Cancelled asylum hearings 'devastating' to Ottawa refugee claimants, advocates say
One immigration lawyer says more than two-thirds of her cases have been cancelled
As asylum seekers continue to stream into Canada in record numbers, dozens of refugee claimant cases in Ottawa are being delayed or cancelled with very little notice, say local advocates.
The revelation comes as hundreds of people, most of whom are originally from Haiti, have been crossing illegally into Canada from the U.S. each day near the border crossing in Saint-Bernard-de-Lacolle, Que.
"This is a new phenomenon this year," said Arghavan Gerami, an Ottawa immigration lawyer who spoke with CBC News about the situation facing her clients.
Gerami said more than two-thirds of her clients' cases have been cancelled without yet being rescheduled.
"I've been practicing for a number of years, and this would rarely happen. We would have cancellations, but they would be rescheduled right away."
Growing national backlog
Earlier this year, Canada's Immigration and Refugee Board issued a memo obtained by the Canadian Press suggesting that asylum claims had spiked so quickly in 2017 that the board was being overwhelmed by a growing backlog of applications.

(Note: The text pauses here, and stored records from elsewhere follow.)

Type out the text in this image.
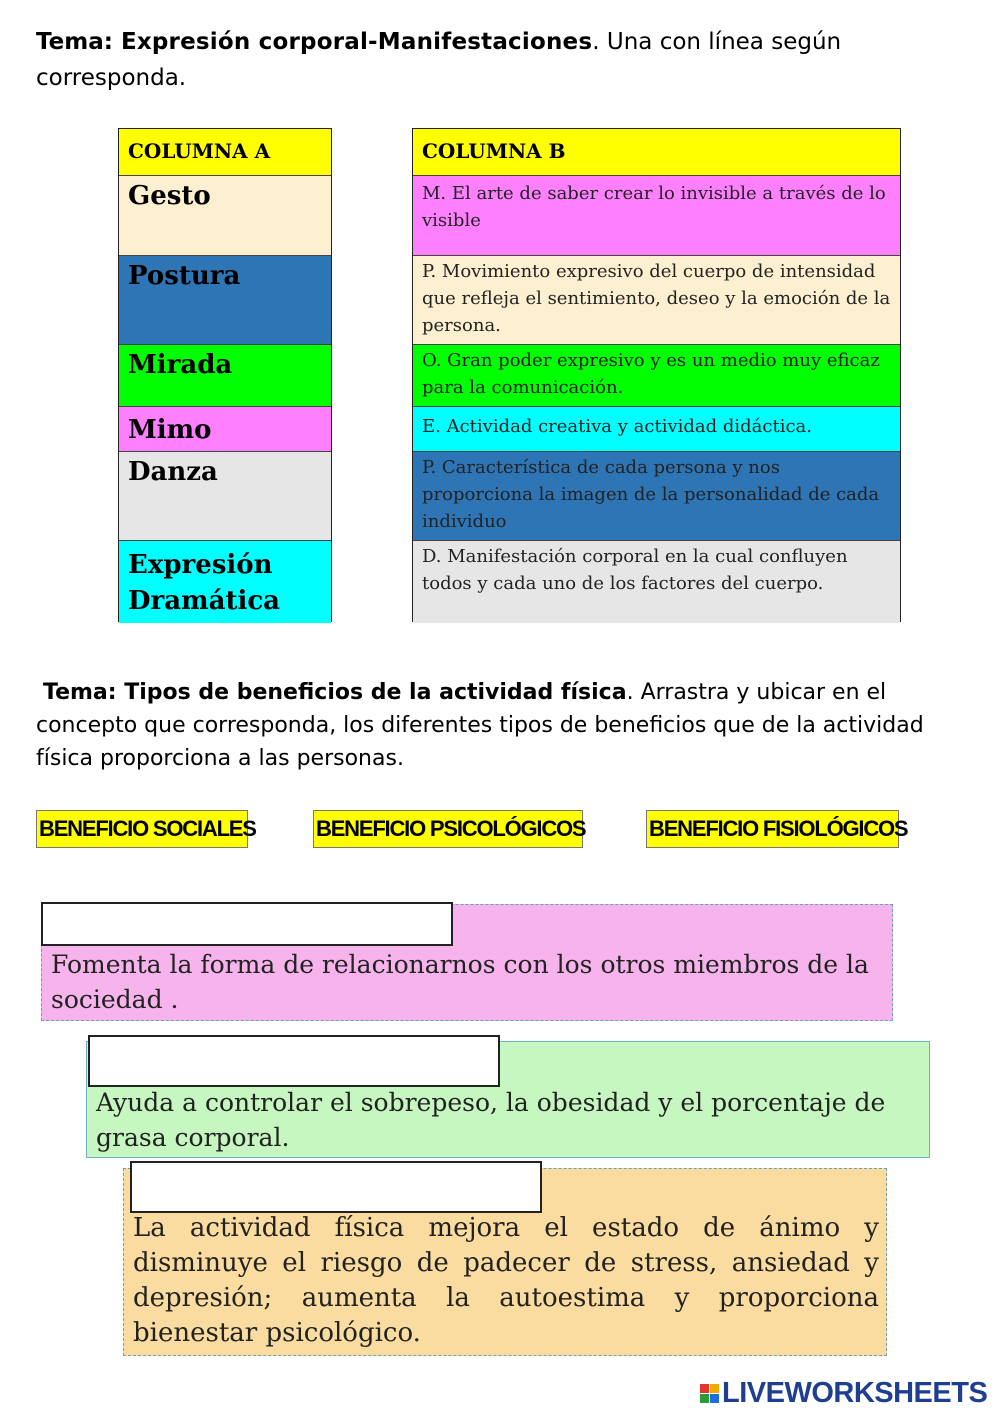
Tema: Expresión corporal-Manifestaciones. Una con línea según corresponda.
COLUMNA A
Gesto
Postura
Mirada
Mimo
Danza
Expresión Dramática
COLUMNA B
M. El arte de saber crear lo invisible a través de lo visible
P. Movimiento expresivo del cuerpo de intensidad que refleja el sentimiento, deseo y la emoción de la persona.
O. Gran poder expresivo y es un medio muy eficaz para la comunicación.
E. Actividad creativa y actividad didáctica.
P. Característica de cada persona y nos proporciona la imagen de la personalidad de cada individuo
D. Manifestación corporal en la cual confluyen todos y cada uno de los factores del cuerpo.
Tema: Tipos de beneficios de la actividad física. Arrastra y ubicar en el concepto que corresponda, los diferentes tipos de beneficios que de la actividad física proporciona a las personas.
BENEFICIO SOCIALES	BENEFICIO PSICOLÓGICOS	BENEFICIO FISIOLÓGICOS
Fomenta la forma de relacionarnos con los otros miembros de la sociedad .
Ayuda a controlar el sobrepeso, la obesidad y el porcentaje de grasa corporal.
La actividad física mejora el estado de ánimo y disminuye el riesgo de padecer de stress, ansiedad y depresión; aumenta la autoestima y proporciona bienestar psicológico.
LIVEWORKSHEETS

- Immigration and Refugee Board can't keep up with asylum claims
- 'Justice delayed is justice denied': Fewer than half of refugee claims being heard on time
The memo projected that the number of asylum claims would hit 36,000 this year — and could continue to increase after that. There were 16,115 claims in 2015, and in 2016 there were 23,895.
The backlog is posing particular challenges for asylum claimants in Ottawa, since the local Immigration and Refugee Board office closed in 2014.
Claimants now have to travel to Montreal for hearings — and when they're unexpectedly cancelled, they have to bear the financial burden themselves, said Kailee Brennan, who has been working with asylum seekers at one Ottawa shelter.
"People are purchasing that bus ticket ... and then as hearings began to be cancelled, we can't refund their bus tickets, unless we know a new date for them," Gerami said.
"So they've lost that 50 or 60 dollars, which for people that are in that type of situation — that's a lot of money."
'Very high stress'
"It's very high stress, very high stakes," Brennan added. "To work through that process for two months and learn that your hearing is cancelled — it's devastating for people."
Gerami called the current uncertainty "anxiety-provoking" for asylum claimants — but she felt Immigration and Refugee Board was taking the problem seriously.
She also hoped the delays wouldn't become a long-term issue.
"In terms of a strategy of exactly how it's going to be dealt with, we don't know yet. But for sure, it's not something that's being neglected," Gerami said.
"It's a reality in terms of the sheer number of claims that have come through. And you know, it's understandable."